When i switched the lines on the ram and it worked opposite I think the ram would still extend but wouldn't go in. This should rule out the centering valve becuase that would mean turning the wheel left would extend the ram, so it was still the inward motion of the piston not working. Ill have to switch the lines again to verify. At that point it made me think it was pressure, bc of the 1" rod inside the chamber there was much less surface area for the fluid on the piston, I did't do the calcs but PieRSQ, 1.5" Cylinder with 1" ram, rod is taking a lot of space. But then i swapped it out with a brand new cylinder with smaller rod and still same results. Its really bugging the s*** out of me that i can't get this thing working especially since its my 10yr olds buggy and he can't turn at all when locked and both cases in low.
 
I recently had a similarly opposite issue.

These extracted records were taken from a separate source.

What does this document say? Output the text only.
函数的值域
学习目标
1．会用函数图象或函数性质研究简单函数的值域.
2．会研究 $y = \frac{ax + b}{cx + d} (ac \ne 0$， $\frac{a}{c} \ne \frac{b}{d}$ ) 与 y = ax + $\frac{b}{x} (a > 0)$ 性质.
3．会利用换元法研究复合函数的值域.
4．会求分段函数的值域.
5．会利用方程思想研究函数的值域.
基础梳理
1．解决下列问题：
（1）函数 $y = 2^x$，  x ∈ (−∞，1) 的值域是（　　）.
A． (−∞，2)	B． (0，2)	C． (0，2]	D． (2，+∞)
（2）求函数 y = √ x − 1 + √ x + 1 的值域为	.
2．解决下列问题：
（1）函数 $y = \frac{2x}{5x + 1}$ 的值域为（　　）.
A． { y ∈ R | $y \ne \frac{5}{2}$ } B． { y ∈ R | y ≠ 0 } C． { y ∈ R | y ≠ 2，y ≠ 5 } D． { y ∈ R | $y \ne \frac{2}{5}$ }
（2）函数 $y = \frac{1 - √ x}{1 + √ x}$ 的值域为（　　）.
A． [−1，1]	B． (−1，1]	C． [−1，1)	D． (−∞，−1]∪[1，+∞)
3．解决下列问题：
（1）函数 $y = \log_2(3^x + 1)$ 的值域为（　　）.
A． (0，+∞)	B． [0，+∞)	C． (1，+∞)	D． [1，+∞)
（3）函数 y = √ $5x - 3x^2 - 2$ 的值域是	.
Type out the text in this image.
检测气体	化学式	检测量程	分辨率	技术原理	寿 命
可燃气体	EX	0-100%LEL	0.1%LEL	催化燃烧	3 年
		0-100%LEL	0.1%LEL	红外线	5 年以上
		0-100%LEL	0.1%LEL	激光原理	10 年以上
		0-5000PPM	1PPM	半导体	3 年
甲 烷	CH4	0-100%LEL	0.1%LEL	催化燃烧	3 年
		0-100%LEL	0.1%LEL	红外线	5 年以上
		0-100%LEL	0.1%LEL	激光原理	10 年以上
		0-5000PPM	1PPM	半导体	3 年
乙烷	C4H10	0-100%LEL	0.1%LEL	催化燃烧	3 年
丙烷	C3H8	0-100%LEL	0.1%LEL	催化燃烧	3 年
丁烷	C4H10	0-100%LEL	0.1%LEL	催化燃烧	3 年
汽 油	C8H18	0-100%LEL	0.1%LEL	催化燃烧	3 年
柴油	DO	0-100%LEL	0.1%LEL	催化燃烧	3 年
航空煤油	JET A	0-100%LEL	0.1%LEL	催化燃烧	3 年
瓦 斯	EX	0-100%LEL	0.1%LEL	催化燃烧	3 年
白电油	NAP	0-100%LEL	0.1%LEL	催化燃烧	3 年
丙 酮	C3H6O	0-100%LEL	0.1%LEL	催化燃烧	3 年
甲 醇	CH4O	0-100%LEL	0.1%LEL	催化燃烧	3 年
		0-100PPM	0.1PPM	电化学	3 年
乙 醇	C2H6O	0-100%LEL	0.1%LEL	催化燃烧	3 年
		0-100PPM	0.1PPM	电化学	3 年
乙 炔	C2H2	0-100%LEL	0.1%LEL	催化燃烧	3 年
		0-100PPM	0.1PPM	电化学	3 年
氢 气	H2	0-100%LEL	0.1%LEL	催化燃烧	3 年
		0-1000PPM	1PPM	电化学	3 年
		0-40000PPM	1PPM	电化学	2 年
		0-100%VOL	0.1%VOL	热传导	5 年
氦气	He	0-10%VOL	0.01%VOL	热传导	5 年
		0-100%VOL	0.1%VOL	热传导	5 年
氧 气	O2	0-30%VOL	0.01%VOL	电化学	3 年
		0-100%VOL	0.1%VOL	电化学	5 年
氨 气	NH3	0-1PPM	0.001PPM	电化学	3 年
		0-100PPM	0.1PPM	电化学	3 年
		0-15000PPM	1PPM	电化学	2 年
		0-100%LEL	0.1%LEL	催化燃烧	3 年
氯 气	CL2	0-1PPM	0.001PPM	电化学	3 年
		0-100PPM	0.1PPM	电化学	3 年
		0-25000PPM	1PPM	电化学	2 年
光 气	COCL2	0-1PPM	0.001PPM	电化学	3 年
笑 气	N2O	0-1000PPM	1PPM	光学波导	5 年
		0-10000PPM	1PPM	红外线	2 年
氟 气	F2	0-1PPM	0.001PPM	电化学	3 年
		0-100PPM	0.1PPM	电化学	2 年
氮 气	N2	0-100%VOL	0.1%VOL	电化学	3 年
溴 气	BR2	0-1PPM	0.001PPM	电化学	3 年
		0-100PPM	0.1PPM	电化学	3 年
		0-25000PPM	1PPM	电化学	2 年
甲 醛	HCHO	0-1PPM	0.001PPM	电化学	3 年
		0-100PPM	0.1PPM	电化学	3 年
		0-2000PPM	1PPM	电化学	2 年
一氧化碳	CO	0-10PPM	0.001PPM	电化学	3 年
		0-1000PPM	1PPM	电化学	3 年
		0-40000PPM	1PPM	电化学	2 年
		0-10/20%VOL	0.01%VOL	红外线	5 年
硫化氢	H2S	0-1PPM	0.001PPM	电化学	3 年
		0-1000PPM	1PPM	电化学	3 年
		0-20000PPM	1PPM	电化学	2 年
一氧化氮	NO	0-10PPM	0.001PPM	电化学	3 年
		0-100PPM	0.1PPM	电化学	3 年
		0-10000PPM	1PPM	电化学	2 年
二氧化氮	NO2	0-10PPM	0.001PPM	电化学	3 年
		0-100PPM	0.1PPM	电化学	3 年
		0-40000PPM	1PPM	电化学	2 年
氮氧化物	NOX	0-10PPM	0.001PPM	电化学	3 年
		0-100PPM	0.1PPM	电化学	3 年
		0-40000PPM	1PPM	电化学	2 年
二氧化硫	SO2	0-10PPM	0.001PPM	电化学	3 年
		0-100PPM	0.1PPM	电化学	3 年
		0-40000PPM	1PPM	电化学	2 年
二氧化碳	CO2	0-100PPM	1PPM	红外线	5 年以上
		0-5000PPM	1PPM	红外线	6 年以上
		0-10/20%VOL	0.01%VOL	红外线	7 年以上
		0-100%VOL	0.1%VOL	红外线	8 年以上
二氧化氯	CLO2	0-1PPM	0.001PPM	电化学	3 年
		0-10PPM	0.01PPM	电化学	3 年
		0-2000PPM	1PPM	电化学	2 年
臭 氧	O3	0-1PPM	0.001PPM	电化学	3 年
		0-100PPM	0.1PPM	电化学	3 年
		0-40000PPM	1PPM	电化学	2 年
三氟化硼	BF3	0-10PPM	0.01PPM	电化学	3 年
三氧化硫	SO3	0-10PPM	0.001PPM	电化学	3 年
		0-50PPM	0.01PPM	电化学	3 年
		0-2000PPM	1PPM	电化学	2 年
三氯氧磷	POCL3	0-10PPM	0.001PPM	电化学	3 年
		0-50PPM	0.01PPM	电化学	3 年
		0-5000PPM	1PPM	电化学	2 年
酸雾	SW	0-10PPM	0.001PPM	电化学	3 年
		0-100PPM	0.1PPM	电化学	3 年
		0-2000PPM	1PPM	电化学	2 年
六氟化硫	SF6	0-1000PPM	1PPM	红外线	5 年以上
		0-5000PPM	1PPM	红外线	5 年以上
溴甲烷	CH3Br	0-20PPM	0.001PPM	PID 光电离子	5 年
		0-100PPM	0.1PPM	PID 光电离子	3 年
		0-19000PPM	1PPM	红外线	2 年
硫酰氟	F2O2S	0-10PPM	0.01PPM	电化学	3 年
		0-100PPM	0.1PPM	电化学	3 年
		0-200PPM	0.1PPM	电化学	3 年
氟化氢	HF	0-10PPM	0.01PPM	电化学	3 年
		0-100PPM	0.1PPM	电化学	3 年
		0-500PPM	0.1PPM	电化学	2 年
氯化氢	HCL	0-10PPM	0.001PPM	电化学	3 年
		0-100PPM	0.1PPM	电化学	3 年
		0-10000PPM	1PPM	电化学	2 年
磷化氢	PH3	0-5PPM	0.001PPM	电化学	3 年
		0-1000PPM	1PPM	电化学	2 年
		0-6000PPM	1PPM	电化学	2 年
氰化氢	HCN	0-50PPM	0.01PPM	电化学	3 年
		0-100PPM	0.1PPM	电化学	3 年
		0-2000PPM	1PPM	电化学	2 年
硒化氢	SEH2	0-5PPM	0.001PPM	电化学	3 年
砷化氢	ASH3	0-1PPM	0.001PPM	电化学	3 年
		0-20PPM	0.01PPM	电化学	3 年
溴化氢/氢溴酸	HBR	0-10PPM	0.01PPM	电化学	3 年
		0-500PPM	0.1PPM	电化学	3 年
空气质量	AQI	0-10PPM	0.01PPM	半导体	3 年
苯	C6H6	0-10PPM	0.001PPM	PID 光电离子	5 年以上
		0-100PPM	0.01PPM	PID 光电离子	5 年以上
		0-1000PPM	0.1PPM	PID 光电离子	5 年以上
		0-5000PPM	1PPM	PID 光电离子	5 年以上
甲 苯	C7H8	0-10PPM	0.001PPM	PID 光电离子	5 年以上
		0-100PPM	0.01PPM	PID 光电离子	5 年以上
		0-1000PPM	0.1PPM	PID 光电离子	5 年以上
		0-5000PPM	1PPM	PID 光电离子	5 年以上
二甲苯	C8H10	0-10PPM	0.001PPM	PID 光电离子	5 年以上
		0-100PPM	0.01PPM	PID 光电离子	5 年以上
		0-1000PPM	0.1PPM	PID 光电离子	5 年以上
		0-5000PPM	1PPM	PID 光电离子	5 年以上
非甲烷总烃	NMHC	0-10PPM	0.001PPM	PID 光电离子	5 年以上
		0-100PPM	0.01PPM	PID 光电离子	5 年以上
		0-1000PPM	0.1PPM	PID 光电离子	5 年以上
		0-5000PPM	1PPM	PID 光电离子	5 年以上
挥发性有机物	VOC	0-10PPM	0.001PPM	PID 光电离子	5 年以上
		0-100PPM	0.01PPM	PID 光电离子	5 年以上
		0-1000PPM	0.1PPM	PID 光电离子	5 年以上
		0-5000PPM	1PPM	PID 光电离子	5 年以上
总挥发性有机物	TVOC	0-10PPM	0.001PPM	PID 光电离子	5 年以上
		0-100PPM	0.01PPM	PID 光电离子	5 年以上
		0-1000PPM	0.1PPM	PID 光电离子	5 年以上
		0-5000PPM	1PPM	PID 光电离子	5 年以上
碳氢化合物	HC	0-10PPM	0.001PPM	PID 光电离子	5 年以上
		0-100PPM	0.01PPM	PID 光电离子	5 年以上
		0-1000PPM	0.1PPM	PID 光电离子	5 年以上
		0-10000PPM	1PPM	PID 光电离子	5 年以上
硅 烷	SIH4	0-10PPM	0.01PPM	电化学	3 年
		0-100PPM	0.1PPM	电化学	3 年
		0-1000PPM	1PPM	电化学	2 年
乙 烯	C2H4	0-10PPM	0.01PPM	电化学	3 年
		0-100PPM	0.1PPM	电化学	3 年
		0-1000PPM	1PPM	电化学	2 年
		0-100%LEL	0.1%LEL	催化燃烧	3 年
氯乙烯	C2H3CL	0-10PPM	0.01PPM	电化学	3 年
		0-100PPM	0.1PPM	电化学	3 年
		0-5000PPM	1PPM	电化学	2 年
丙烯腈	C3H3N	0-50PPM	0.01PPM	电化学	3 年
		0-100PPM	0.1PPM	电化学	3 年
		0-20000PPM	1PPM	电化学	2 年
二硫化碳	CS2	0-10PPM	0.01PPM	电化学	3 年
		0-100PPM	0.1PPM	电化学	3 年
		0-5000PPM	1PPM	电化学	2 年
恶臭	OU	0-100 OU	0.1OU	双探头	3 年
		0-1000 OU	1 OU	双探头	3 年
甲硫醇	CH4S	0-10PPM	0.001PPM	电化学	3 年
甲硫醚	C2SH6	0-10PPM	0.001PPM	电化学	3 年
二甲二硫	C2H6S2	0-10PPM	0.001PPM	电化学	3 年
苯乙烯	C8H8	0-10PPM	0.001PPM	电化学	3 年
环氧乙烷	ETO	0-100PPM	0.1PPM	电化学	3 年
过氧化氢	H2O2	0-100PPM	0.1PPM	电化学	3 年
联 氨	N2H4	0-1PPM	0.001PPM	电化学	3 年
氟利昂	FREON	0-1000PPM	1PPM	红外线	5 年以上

While working on my truck, i had the ram unhooked from the axle but not the hydraulics.
I zip tied it up to the tie rod so i could move the rig. Well with it just hanging with no attachments, when i first turn the wheels i get nothing, until the ram maxes out and hydro pressure could be directed at the piston. Same symptom in both directions.

Just food for thought.
So you are saying your ram need resistance to work? Mine as well, I have to put pressure on the knuckle to get it moving. What would make the ram not go in until the power steering goes all the way to the stops? Shouldn't the pressure be less at that point. I thought that is what the bypass valve does in the pump once the wheels are at lock?
 
Just hang your ram. It should move as soon as you move the wheel either way.
Mine wouldn't power the box until the ram maxed and HP was directed to the box piston.
 
Just hang your ram. It should move as soon as you move the wheel either way.
Mine wouldn't power the box until the ram maxed and HP was directed to the box piston.
Must have been air in the cylinder. I got tired of bleeding and cleaning up ATF so i just left it. Went wheeling and 1/2 way through the 1st day it started working.